The minister, whose performance was heavily criticised by party colleagues at a private meeting on Wednesday, said she was working hard to create jobs for regional Ireland.
The Dun Laoghaire TD denied reports colleagues "tore strips" off her after she gave a Budget presentation to Fine Gael TDs and Senators.
"It's difficult enough to tear strips off me," she said, adding that reports were "exaggerated".
Sources told the Irish Independent that Ms Mitchell O'Connor came under fire from her party colleagues for the Government's response to Brexit and her own jobs strategy.
Sligo TD Tony McLoughlin and Clare TD Joe Carey engaged in what witnesses described as "fiery and frank". It is claimed the minister "struggled with the detail" of her presentation.
Asked about the meeting on Kildare FM, Ms Mitchell O'Connor said: "It's a private meeting.
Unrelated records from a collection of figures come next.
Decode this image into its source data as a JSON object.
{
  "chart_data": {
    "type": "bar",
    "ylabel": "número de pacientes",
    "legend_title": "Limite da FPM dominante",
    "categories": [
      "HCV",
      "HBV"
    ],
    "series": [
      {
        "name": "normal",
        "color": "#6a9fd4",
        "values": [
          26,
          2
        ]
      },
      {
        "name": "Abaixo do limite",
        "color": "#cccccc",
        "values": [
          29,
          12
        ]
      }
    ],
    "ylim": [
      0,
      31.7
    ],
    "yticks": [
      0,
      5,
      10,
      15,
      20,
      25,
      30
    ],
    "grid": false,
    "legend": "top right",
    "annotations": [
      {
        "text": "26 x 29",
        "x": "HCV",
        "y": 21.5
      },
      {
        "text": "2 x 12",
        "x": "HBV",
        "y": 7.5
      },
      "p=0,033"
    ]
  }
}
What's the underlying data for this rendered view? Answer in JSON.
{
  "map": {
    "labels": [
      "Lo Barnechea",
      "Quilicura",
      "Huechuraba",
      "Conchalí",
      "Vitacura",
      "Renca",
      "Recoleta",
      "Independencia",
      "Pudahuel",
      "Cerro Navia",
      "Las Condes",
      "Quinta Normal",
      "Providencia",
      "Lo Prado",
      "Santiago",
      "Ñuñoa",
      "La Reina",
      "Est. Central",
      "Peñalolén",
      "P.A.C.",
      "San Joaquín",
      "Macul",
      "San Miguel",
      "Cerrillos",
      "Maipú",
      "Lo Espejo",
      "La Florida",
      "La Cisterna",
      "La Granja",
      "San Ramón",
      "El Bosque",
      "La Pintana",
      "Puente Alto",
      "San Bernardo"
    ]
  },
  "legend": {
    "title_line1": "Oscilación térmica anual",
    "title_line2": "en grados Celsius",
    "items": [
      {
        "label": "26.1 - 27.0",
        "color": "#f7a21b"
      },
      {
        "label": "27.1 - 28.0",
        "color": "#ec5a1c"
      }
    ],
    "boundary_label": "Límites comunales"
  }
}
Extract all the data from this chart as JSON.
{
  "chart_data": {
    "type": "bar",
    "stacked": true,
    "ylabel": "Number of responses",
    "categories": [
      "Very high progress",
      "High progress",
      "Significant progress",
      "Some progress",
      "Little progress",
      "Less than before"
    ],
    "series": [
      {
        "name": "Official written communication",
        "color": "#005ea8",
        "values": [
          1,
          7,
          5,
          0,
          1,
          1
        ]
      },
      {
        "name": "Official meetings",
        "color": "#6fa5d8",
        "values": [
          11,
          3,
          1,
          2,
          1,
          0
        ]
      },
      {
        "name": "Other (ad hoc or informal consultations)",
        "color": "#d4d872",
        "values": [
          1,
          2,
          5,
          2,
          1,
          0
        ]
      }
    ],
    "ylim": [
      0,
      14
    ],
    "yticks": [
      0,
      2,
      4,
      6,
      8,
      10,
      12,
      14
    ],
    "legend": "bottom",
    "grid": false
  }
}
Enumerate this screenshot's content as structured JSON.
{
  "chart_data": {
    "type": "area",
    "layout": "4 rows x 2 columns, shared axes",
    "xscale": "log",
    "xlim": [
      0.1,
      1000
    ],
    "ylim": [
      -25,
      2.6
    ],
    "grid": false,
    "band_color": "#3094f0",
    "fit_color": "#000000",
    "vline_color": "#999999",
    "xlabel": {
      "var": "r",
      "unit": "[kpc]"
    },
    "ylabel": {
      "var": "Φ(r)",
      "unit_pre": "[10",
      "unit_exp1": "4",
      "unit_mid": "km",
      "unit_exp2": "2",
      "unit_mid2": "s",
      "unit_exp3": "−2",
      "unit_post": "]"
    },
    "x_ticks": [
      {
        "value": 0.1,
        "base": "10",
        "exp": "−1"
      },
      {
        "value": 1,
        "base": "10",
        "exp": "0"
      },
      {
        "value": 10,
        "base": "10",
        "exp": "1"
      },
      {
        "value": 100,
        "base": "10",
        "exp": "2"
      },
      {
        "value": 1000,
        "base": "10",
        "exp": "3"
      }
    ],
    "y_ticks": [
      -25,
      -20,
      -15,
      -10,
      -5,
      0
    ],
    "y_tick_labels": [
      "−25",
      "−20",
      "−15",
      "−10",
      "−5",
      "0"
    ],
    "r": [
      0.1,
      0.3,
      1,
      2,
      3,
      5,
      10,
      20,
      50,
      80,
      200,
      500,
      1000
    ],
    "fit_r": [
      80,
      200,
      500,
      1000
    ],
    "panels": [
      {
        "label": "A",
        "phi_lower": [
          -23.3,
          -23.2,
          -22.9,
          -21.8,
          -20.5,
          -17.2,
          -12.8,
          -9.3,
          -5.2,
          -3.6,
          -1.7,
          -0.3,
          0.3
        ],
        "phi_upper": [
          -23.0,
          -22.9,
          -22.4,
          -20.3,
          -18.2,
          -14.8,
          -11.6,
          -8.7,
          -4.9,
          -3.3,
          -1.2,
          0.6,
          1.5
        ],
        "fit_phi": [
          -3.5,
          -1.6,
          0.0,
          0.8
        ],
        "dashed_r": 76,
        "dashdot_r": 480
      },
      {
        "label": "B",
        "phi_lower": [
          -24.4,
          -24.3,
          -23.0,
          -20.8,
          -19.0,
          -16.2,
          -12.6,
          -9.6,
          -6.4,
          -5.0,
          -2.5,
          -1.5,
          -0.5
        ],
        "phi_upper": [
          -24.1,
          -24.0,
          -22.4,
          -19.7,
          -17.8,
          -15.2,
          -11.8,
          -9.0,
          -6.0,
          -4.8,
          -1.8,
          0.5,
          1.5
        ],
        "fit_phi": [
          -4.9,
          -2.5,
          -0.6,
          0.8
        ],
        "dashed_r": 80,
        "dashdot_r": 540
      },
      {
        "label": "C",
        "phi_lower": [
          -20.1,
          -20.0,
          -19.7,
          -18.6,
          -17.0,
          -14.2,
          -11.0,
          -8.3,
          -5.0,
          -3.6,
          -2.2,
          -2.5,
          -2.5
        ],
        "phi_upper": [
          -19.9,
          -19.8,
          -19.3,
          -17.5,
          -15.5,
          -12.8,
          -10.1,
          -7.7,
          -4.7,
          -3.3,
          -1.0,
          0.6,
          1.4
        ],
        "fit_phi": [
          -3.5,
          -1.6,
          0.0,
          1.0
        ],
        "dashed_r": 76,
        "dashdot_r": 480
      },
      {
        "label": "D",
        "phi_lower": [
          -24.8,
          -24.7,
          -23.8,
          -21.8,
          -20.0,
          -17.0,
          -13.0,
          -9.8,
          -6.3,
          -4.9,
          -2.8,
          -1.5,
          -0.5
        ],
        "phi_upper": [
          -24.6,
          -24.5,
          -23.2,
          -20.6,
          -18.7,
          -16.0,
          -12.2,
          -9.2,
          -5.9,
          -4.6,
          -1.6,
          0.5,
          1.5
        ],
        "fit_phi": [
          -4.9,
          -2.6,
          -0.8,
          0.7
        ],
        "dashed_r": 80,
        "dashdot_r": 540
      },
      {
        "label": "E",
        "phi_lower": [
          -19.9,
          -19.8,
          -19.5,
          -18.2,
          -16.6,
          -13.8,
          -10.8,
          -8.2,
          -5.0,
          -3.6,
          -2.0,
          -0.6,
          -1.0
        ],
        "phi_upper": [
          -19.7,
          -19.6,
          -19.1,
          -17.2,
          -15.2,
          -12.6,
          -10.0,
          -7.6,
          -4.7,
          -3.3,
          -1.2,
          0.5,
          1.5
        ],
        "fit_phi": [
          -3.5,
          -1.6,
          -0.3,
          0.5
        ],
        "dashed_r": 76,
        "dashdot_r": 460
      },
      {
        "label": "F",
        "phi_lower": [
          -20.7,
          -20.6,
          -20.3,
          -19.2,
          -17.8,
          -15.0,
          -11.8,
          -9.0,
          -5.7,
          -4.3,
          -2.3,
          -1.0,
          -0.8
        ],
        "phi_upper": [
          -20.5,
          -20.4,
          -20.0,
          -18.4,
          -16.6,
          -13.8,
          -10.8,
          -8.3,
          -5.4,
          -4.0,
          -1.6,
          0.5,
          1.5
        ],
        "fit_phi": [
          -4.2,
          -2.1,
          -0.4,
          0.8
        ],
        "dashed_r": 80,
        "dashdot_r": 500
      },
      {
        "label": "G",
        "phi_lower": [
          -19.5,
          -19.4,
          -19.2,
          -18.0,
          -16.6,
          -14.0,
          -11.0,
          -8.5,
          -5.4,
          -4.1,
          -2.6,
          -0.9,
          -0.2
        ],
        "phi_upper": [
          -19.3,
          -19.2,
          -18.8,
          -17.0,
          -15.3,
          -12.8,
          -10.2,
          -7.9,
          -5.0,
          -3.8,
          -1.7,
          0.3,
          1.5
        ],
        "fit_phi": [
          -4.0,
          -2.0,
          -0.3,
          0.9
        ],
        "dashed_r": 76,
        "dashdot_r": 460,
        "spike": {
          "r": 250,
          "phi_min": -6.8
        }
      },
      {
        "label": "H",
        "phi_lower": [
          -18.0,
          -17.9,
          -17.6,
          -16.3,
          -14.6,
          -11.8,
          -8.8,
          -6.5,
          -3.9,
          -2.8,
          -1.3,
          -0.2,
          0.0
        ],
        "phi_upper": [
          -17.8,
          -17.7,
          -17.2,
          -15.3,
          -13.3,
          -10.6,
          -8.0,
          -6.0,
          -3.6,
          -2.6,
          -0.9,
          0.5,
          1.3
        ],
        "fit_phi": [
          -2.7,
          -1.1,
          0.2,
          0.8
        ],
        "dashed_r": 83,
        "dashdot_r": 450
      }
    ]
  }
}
Often the reports are quite exaggerated.
"I do understand TDs, I do understand my Oireachtas' members, they want to make sure that jobs land in their constituencies.
"Obviously it has been very difficult. It is improving. We've had more jobs created outside Dublin this year through IDA and agencies than in Dublin," she said.
The minister also denied getting annoyed with TDs, saying: "I don't get cranky."
Ms Mitchell O'Connor was also criticised for trying to leave the meeting early, but explained she was scheduled to meet to met a group of Chinese investors who have created jobs in Dublin, Galway and Athlone. "I was heading to a meeting for seven o'clock. It's very rude to turn up at a Chinese meeting late. It's not like going to an Irish meeting," she said.
The row comes after Taoiseach Enda Kenny publicly shot down a proposal made by Ms Mitchell O'Connor for a special tax rate for returning emigrants.
However, she defended the idea, saying: "I don't make any apology for it. A lot of our emigrants went through college but because of the downturn and what happened they left but many would like to return to Ireland."